The Duvernay was deposited in a broad marine setting as a basin-filling shale, surrounded by equivalent aged Leduc reef build-ups. Due to rapid basin filling during maximum sea-level transgressions, enormous quantities of organic sediments were dumped in this deep, oxygen-starved basin that are the present day Duvernay source rocks, where TOC (total organic carbon) is as high as 20% (McMillan et al.,2014). The Duvernay shale is fine-grained and silica rich. As a result of the fine grains, rocks have increased total surface area that leads to a higher absorbed gas component in organic-rich rocks. Moreover, silica-rich rocks are more brittle and favorable for fracking.
Carbonate sedimentary rocks that have been fractured, or dolomitized and laterally sealed by tight undolomitized limestone, are frequently seen to produce hydrocarbons. However, the differentiation between limestones and dolomites is a challenge. The purpose of this work is to describe a workflow for discriminating limestones and dolomites, and to map the lateral extent of dolomite reservoir rocks that have a thickness below the seismic resolution.

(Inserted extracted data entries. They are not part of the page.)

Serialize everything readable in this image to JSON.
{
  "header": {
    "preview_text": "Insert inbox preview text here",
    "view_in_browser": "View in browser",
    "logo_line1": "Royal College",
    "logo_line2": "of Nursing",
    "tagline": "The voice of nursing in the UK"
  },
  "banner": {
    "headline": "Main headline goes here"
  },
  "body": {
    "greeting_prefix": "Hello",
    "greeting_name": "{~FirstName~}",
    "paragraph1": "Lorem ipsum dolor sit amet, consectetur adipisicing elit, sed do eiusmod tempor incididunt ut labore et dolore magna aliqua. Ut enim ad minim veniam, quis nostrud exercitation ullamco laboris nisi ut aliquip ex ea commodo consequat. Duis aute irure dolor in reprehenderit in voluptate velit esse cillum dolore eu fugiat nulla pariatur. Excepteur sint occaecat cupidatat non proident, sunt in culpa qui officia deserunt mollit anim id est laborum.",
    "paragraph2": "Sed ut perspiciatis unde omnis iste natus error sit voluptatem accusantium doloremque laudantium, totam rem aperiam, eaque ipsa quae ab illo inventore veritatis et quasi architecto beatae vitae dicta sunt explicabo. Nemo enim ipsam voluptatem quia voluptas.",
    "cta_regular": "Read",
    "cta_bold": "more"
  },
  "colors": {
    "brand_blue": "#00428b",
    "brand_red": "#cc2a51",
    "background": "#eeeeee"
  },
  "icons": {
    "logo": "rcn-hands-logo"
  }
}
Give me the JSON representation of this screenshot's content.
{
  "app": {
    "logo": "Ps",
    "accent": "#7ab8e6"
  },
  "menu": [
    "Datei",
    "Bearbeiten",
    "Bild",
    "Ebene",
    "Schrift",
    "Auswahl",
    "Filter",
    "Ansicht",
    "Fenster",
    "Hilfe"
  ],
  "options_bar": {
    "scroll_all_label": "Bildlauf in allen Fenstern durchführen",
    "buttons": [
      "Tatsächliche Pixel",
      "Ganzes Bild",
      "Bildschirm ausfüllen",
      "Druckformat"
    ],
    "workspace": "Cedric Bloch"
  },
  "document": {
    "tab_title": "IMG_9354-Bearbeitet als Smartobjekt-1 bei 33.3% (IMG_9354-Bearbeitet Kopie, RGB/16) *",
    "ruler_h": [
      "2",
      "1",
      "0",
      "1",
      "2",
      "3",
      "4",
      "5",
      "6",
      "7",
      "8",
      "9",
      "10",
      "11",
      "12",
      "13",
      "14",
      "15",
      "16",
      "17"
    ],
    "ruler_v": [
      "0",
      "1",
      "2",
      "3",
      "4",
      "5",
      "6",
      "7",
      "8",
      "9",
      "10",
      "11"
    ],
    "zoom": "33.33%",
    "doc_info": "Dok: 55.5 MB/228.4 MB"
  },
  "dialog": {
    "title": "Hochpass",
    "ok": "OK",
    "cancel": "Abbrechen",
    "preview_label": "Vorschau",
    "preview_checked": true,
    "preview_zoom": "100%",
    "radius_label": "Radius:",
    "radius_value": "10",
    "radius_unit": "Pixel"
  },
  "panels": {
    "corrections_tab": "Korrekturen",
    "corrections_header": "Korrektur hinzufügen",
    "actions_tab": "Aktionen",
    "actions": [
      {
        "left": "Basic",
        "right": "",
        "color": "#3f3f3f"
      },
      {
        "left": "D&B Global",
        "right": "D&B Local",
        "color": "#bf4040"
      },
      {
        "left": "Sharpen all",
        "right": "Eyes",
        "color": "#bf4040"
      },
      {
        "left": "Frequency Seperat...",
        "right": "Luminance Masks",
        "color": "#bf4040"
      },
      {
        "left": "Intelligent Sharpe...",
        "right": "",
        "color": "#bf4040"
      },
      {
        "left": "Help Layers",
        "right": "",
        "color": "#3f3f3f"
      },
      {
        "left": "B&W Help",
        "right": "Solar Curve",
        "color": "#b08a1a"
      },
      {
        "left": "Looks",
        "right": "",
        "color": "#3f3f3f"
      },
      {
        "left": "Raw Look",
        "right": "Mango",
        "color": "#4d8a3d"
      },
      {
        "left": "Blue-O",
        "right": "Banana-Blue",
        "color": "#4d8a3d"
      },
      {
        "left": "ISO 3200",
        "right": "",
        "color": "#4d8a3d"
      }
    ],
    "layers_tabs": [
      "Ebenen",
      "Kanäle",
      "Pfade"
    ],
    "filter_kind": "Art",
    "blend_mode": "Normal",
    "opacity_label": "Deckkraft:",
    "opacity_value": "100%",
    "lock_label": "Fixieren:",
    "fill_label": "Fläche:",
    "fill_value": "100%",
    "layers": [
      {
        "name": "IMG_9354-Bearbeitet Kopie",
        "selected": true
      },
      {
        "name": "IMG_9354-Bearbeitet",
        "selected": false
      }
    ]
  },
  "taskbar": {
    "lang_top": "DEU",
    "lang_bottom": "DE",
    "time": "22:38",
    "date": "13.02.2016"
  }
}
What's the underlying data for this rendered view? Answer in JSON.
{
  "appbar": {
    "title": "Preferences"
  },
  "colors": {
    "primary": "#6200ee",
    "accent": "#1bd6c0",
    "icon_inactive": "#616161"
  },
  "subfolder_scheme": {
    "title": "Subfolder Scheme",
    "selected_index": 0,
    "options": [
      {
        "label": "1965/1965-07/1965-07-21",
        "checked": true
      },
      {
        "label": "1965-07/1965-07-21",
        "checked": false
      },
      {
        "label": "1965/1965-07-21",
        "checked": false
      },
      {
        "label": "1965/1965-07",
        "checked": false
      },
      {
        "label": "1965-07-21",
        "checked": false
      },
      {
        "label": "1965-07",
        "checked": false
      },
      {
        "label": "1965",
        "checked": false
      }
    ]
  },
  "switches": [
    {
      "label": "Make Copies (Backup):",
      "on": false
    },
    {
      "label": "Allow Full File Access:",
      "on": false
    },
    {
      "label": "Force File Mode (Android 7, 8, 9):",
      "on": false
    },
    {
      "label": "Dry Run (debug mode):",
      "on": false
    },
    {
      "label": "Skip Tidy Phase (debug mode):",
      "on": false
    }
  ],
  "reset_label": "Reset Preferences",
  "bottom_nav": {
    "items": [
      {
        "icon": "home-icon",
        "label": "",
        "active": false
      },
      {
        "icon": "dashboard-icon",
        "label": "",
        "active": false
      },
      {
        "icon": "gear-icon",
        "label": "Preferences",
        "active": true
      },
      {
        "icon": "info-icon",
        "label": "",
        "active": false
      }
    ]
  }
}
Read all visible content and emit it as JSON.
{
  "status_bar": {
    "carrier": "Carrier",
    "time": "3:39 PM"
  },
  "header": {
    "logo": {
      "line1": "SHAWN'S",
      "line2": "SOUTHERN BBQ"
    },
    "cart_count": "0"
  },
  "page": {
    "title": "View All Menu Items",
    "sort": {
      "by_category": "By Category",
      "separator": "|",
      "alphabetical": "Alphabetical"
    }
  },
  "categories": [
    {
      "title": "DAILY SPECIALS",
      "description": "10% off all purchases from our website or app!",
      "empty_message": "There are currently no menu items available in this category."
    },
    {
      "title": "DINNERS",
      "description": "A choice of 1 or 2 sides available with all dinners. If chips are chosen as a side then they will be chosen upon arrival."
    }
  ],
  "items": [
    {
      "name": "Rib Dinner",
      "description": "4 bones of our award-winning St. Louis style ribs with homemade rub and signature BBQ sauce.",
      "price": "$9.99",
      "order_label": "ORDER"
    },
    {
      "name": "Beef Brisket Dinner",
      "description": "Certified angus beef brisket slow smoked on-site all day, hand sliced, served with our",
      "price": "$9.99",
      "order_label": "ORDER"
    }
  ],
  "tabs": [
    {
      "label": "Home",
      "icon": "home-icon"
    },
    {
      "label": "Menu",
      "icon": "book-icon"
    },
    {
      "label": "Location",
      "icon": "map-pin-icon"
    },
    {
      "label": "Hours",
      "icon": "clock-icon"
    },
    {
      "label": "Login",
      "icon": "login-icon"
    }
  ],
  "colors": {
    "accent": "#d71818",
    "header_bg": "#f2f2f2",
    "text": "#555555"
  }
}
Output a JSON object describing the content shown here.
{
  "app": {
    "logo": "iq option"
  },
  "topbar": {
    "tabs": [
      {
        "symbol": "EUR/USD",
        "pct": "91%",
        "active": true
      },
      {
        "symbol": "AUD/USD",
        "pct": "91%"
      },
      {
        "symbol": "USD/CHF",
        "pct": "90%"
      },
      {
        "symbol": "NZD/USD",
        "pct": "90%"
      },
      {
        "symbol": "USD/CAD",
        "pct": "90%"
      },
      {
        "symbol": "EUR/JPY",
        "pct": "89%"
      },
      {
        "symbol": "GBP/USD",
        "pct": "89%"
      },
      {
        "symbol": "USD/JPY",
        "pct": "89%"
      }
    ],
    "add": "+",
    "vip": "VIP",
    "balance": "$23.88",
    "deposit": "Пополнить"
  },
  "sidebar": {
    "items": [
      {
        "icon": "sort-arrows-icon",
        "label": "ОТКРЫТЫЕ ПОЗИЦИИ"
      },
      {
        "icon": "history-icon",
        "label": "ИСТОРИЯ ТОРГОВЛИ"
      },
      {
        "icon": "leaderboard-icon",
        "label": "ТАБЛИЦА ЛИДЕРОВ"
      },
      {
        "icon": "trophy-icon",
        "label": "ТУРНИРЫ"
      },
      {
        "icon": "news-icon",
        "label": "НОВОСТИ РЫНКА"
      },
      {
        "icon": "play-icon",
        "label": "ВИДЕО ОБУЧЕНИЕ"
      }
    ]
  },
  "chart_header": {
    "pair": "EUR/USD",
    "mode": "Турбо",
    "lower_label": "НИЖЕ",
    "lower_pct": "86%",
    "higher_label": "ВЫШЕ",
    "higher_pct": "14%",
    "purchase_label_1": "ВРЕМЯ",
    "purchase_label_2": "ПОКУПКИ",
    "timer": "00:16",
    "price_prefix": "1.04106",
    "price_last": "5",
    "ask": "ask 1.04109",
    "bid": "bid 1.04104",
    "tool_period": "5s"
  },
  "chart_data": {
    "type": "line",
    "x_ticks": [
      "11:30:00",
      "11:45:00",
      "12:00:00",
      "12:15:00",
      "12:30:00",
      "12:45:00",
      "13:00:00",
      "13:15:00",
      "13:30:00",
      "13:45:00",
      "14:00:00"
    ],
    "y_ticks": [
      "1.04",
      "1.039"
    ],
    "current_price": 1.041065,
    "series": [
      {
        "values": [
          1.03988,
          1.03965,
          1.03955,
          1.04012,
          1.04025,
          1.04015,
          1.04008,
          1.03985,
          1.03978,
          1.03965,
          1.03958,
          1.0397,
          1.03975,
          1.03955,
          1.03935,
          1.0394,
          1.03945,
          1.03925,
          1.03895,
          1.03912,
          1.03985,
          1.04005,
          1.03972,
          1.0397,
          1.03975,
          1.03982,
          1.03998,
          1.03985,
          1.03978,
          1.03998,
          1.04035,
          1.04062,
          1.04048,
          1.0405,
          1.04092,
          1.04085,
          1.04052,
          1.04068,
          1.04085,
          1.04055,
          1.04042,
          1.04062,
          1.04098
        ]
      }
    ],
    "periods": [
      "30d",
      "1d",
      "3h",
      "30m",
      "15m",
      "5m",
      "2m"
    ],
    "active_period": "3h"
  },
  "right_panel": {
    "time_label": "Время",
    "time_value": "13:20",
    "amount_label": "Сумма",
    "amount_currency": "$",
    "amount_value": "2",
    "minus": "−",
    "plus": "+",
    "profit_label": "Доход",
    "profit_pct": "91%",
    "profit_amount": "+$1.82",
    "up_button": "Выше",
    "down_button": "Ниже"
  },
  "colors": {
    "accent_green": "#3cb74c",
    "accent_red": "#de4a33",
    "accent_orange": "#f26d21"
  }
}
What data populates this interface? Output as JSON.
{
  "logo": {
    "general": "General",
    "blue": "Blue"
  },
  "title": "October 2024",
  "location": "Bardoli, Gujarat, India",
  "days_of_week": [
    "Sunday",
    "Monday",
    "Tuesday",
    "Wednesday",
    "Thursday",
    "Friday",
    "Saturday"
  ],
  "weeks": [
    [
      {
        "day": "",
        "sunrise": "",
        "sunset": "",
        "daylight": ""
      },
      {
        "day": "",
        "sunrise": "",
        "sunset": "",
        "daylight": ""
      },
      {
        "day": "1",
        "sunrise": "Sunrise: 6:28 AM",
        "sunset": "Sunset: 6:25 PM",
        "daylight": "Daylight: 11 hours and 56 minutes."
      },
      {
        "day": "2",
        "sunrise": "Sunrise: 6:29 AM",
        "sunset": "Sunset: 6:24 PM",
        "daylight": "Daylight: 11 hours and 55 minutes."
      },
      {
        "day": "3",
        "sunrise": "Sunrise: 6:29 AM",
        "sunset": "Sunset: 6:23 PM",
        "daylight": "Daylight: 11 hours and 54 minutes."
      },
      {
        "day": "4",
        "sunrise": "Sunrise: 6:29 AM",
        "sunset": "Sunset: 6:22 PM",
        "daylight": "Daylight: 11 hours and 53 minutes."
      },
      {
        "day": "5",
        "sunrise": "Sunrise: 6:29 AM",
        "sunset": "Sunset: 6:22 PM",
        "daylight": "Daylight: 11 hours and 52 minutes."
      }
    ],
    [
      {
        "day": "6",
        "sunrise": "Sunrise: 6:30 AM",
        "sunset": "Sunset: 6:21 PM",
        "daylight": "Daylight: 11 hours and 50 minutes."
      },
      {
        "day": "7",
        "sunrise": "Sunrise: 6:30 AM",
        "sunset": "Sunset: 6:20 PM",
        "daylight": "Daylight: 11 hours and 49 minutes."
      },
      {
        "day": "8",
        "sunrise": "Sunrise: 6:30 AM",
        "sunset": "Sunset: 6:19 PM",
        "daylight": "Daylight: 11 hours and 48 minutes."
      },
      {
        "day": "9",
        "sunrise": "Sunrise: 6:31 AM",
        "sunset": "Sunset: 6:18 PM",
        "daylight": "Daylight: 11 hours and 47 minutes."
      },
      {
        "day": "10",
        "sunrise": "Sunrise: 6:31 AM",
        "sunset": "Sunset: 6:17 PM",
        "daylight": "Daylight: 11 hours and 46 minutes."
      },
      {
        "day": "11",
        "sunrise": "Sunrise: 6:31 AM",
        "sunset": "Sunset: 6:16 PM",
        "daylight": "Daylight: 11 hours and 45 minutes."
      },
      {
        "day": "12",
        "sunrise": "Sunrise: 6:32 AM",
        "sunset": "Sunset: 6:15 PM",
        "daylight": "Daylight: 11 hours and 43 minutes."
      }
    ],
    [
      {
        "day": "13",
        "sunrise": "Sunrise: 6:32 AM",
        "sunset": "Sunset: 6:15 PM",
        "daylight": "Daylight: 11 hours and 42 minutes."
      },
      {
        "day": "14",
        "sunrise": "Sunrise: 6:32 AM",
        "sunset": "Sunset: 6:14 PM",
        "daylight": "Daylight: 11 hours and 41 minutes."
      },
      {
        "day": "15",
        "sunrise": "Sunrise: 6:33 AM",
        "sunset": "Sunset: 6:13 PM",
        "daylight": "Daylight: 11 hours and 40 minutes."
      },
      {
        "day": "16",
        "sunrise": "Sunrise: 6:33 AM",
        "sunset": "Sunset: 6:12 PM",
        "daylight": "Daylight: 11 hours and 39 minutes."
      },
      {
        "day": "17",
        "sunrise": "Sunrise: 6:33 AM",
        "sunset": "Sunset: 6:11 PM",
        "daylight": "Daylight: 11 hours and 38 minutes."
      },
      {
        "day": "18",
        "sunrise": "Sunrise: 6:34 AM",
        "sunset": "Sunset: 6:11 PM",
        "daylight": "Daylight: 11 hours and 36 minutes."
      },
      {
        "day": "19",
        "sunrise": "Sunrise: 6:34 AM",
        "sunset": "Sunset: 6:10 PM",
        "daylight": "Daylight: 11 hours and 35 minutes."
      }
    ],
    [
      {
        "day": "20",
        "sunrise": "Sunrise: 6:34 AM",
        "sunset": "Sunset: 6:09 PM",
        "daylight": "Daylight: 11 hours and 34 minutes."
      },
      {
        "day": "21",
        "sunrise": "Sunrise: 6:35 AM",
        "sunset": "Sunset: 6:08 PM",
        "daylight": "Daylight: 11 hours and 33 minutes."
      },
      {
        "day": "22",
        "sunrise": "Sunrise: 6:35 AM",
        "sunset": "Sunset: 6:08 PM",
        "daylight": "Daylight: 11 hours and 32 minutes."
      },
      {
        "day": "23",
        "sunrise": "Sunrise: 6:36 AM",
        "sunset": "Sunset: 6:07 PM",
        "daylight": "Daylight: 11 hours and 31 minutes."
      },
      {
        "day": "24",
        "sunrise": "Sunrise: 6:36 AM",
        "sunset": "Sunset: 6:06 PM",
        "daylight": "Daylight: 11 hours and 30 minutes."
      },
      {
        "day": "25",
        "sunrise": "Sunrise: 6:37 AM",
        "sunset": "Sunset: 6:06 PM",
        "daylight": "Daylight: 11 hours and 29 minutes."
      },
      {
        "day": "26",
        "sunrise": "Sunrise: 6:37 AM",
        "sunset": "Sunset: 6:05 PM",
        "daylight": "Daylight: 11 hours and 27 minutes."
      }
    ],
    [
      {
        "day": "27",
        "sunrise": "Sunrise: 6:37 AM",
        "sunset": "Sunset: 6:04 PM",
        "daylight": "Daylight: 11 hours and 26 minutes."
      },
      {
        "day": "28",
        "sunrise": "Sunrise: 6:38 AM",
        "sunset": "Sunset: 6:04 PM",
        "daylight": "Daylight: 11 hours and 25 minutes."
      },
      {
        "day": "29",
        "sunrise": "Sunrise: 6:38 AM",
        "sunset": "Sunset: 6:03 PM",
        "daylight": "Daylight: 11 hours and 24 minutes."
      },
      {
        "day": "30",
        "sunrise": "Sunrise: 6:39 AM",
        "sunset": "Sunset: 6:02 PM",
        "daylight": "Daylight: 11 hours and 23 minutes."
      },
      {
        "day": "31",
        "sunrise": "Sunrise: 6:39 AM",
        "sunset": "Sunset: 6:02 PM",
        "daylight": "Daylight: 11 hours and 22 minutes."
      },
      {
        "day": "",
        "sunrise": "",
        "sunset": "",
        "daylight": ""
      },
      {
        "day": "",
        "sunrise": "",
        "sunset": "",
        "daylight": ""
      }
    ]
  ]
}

For this study, we have used the photoelectric index (Pe) well log curve as it is a sensitive indicator of mineralogy. At any well location, Pe exhibits somewhat higher, but flat trend for background limestone. Relative to this flat trend the dolomite units are represented by low values of Pe. However, such well log curves are available only at the location of the wells. We demonstrate an approach of computing Pe volume from the seismic P- and S-impedance volumes. We begin our exercise by crossplotting the P-impedance (IP) against the S-impedance (IS) color coded with Pe curve using the well log data. In IP-IS crossplot space, we highlight the discrimination between the limestone and dolomite clusters by choosing an axis of rotation to highlight the desired discrimination. The result of such a rotation is a single display attribute we call lithology impedance (LI) to identify the formation lithology. Furthermore, its relationship with the Pe curve is established for obtaining Pe volume from the seismic data. The issue of the resolution of the seismic data is addressed by using a thinbed reflectivity inversion.